Para encontrar sentido e significado no Sermão da Montanha, não preciso de acreditar que Jesus nasceu de uma mulher virgem, caminhava sobre as águas ou ressuscitava os mortos! Mesmo que comprovados, nenhum destes atributos seria o factor capaz de conferir veracidade às suas declarações. Para determinar se uma afirmação é verdadeira ou falsa, o que temos que verificar é se tem ou não correspondência na realidade dos factos e da experiência. E isso nada tem a ver com quaisquer características pessoais de quem a enuncia. Nada no mensageiro determina o valor da mensagem. Se alguém chegasse ao pé de nós e nos dissesse que a nossa casa se encontrava em chamas, o que faríamos? Iamos verificar as credenciais e o currículo de quem nos dava a informação?... Ou simplesmente desatávamos a correr para o local da nossa moradia?  Se não fosse a tentação que os seguidores (ou aproveitadores!?) dos sábios e profetas tiveram de deturpar os seus ensinamentos envolvendo-os em mitos e fantasias, a mensagem daqueles homens teria chegado até nós de forma mais autêntica, útil e eficaz. Não duvido que hoje, em muitos livros religiosos, é uma verdadeira proeza separar  a mensagem autêntica da fantasia que lhes foi acrescentada.

O que é para nós significativo e útil, é aquilo que contribui para o esclarecimento da nossa vida e da nossa experiência. As fantasias, mitos e milagres apenas confundem e impedem que a verdade chegue até nós.
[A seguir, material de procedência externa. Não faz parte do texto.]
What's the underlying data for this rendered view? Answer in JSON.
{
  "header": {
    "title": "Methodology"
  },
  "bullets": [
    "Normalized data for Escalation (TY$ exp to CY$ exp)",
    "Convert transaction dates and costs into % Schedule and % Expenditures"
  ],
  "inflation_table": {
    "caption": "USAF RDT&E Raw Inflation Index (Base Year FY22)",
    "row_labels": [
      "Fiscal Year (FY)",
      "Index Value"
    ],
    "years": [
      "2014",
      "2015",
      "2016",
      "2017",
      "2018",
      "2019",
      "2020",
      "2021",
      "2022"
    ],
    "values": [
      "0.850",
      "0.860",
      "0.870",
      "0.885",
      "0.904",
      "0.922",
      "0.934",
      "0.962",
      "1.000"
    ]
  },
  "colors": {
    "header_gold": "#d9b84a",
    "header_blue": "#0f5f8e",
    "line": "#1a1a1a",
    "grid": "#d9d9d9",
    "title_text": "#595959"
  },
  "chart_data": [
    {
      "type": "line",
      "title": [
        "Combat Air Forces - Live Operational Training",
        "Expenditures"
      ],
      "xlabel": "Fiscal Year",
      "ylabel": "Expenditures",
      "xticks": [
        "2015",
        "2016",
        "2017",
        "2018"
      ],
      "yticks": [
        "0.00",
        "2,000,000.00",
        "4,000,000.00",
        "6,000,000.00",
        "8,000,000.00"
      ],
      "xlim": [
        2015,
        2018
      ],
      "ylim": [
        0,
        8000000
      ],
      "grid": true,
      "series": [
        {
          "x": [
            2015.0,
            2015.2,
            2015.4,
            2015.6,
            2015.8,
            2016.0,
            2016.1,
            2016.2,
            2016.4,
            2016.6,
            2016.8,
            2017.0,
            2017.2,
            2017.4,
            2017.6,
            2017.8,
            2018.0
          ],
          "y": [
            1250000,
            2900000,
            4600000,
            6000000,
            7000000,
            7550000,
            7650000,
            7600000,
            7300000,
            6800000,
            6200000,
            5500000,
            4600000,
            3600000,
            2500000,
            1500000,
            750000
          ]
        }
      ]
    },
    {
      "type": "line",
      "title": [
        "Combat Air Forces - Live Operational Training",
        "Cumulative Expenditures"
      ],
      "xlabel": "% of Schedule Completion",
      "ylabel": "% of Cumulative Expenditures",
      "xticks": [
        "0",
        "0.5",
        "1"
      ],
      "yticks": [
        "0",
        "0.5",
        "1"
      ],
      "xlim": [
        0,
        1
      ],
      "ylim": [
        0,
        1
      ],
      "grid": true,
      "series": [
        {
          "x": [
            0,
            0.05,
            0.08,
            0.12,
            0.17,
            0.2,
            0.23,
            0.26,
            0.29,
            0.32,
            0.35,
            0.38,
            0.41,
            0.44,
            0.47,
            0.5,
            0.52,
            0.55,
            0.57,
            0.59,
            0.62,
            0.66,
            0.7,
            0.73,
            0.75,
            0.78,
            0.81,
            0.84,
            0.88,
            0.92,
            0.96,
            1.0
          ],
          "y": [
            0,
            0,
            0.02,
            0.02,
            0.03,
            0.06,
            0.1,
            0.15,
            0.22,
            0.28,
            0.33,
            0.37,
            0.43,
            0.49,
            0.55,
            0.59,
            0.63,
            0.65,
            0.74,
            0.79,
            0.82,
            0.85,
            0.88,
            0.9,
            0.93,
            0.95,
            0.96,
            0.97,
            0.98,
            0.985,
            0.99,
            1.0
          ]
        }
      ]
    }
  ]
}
Somos seres humanos comuns e todos partilhamos da mesma humana natureza. A nossa experiência nada tem de transcendente ou sobrenatural. O mágico e o miraculoso não nos interessam. Só quem não está desperto para ver e sentir a beleza e o milagre que é a nossa existência concreta neste mundo, precisa da compensação e promessas de um outro mundo qualquer. A libertação e a alegria nesta vida não advém do facto de sermos imunes ao condicionamento, ao sofrimento e às paixões. Pelo contrário. Vem do facto de mais intensamente o termos experimentado e sofrido, para assim o podermos compreender e transcender. Foi o facto de termos sofrido mas termos descoberto a saída do sofrimento que leva a querer compartilhar com os outros essa descoberta.

A libertação encontra-se neste mundo e nesta vida. Na vida ordinária do quotidiano. Temos é de estar despertos e viver de forma mais consciente as nossas circunstâncias ordinárias. O paraíso que procuramos já está aqui. Nós é que sempre estivemos distraídos, ocupados em procurá-lo noutro sitio qualquer.